‘Wat betekent noir tegenwoordig nog?’ vraagt Michael Atkinson zich af in een essay, geleverd bij een nieuwe dvd van Jules Dassins gevangenisdrama Brute Force (1947). Atkinson, journalist voor onder meer The Village Voice en auteur van Ghosts in the Machine: Speculating on the Dark Heart of Pop Cinema, zoekt het antwoord via de constatering dat klassieke films noirs als flessen antieke brandy (géén wijn, te chique, vermoedelijk) zijn: deze films worden met het verlopen van de tijd alleen maar beter door hun tijdloze resonantie.
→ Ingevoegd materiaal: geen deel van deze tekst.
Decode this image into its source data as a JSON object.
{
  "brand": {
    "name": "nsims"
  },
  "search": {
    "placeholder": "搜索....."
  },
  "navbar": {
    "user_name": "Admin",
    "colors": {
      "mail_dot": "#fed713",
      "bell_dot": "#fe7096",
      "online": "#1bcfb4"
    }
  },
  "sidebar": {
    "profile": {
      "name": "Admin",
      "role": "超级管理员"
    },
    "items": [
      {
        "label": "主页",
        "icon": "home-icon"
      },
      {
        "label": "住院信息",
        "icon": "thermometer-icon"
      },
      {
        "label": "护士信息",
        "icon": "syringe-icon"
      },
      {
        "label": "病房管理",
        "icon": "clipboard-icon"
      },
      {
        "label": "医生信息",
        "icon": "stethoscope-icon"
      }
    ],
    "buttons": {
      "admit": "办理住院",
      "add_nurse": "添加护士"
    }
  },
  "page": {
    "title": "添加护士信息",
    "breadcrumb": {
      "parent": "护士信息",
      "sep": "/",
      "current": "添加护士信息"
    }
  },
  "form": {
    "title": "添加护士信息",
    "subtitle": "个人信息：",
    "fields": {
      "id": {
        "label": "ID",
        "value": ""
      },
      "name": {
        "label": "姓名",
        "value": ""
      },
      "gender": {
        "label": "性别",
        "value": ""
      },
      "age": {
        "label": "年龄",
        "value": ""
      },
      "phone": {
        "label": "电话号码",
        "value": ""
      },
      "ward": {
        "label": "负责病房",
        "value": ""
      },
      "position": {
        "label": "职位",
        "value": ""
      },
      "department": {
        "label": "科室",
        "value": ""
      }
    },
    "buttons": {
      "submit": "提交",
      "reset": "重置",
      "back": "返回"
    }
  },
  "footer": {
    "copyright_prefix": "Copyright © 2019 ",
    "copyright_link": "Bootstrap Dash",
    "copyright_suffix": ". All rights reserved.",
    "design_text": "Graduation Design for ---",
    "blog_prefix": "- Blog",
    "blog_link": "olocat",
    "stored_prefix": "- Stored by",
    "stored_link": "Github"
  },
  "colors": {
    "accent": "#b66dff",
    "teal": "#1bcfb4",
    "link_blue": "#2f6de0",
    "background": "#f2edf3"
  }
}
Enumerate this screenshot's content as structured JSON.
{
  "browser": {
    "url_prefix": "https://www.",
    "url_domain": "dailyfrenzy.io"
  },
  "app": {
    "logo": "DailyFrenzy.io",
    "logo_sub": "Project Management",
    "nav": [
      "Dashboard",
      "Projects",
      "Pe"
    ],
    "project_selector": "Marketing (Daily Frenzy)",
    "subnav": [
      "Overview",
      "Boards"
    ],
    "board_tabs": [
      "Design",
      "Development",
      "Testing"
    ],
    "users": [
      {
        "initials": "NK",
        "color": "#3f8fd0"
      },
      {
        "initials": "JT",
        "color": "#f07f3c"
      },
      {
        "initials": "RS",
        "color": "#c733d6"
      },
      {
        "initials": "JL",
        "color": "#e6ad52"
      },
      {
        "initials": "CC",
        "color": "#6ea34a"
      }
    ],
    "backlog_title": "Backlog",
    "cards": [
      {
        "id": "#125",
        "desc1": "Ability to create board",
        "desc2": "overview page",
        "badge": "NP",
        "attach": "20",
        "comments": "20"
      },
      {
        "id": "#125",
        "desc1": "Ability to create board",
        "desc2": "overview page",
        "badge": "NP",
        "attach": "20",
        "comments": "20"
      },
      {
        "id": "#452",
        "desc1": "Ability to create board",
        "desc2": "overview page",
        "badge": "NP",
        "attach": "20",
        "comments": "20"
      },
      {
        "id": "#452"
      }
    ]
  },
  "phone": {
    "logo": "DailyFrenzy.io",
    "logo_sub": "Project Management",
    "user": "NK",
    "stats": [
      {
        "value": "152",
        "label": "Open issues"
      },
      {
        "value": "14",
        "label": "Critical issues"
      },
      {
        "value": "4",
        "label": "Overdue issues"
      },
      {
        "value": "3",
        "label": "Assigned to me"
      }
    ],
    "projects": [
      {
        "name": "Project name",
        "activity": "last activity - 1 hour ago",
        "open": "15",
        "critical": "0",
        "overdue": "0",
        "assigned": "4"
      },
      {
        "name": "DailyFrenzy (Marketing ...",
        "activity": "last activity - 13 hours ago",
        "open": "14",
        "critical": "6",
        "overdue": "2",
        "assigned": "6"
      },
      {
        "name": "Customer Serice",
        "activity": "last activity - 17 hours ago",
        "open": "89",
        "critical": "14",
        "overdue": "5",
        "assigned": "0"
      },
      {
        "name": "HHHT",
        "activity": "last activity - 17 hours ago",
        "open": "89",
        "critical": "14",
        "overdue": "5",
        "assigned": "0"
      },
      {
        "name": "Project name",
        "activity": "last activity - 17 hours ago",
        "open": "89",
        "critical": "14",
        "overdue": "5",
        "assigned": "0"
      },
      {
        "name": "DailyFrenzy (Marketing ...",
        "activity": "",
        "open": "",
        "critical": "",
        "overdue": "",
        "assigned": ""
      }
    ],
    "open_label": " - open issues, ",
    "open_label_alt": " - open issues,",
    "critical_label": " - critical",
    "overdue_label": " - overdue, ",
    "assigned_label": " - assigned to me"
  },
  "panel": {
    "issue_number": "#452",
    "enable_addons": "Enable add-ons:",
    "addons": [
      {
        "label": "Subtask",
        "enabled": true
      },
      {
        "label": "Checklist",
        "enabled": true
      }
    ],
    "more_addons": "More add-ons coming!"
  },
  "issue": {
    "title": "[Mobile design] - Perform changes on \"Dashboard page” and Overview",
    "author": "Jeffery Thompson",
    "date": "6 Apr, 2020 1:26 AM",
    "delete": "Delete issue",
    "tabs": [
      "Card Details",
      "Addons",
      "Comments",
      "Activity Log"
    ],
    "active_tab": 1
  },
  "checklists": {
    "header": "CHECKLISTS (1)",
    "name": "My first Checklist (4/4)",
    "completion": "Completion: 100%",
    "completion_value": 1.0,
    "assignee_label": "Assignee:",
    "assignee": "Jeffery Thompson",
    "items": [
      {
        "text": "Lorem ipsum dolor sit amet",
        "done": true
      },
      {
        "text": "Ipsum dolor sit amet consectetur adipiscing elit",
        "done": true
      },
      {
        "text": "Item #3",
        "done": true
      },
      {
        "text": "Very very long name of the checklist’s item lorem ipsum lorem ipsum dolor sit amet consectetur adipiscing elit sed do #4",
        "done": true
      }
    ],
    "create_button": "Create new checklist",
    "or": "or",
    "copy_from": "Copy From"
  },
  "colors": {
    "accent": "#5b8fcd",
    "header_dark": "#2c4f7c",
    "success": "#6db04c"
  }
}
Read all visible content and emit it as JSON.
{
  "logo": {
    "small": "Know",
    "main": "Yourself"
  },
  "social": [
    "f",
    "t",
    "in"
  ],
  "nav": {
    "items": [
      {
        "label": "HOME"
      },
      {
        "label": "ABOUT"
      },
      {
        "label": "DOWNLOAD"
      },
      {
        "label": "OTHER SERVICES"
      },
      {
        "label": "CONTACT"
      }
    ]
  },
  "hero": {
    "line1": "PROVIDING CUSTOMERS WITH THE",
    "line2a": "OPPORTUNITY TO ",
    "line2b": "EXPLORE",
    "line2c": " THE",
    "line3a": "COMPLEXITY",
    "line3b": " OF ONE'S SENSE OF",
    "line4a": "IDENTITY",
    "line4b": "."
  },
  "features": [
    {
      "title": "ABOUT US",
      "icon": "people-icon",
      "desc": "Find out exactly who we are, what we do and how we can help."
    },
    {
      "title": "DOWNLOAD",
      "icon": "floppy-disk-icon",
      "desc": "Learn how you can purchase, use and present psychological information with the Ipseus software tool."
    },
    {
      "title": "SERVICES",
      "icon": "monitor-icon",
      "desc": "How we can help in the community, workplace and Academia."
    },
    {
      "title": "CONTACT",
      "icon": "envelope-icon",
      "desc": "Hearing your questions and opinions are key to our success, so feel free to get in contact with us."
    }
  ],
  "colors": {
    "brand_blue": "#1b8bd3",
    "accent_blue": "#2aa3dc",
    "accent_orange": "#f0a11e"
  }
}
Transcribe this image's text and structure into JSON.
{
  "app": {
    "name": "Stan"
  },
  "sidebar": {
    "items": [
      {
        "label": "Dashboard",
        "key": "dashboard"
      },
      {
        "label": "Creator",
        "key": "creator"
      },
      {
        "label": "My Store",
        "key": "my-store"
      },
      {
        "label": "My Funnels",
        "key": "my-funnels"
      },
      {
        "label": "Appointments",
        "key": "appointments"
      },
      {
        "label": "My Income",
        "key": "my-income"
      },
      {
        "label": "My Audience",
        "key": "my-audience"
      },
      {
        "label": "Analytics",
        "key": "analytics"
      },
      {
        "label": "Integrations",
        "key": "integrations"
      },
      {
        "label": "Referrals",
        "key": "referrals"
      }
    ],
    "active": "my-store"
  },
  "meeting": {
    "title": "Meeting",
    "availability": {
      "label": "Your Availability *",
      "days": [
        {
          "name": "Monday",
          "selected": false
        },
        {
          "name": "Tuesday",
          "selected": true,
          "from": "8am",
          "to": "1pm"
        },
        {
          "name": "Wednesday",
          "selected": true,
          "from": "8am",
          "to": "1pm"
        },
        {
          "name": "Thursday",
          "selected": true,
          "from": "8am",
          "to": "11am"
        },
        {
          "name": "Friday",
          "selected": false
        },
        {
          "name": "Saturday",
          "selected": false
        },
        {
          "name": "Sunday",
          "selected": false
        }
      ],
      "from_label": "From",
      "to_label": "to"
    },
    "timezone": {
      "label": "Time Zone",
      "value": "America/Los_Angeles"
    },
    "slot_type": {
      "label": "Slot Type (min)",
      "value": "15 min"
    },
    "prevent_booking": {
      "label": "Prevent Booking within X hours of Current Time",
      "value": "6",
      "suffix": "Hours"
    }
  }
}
Het geheim, volgens Atkinson, is de ondermijnende subtekst, namelijk de retorische vraag waarom socio-economische structuren onvoldoende draagkracht bieden voor de meerderheid van de bevolking. En wie deze vraag dringender dan de meeste filmmakers stelde, was Jules Dassin (1911).

Noir is springlevend. Deze stijl leeft niet alleen voort in de vormgeving van de moderne cinema, maar ook in de ideologische opmaak ervan. Het vertellen van een verhaal vanuit het perspectief van de ‘man op straat’ is nog altijd een standaard in Hollywood. En de kiem voor de band tussen kijker en personage werd voor een belangrijk deel gelegd tijdens de hoogtijdagen van de film noir, en daarvoor tijdens de opkomst van de gangsterfilm. Beide genres, beter, stijlen, hebben als centraal thema het idee van misdaad als daad van protest tegen ‘het systeem’. Dit gegeven vormt een rode draad in het werk van Jules Dassin, telg uit een Russisch-joods gezin van Brooklyn, New York, die eerst acteur werd en daarna filmregisseur. Dassin maakte in de jaren veertig briljante films noirs: naast Brute Force ook Thieves’ Highway en Night and the City. De subversieve kwaliteit van zijn werk bleef niet onopgemerkt. Producenten in Hollywood maakten hem al gauw duidelijk dat zijn dagen als cineast geteld waren. Vlak voordat hij voor de House Un-American Activities Committee zou verschijnen, vertrok hij naar Europa. Daar leidde hij aanvankelijk een armlastig bestaan, maar in 1955 maakte hij zijn beste film, Du rififi chez les hommes, een onvergetelijke heist movie waarin Dassin zijn grote meesterschap als vertolker van de dromen en angsten van mensen aan de onderkant van de maatschappij toonde.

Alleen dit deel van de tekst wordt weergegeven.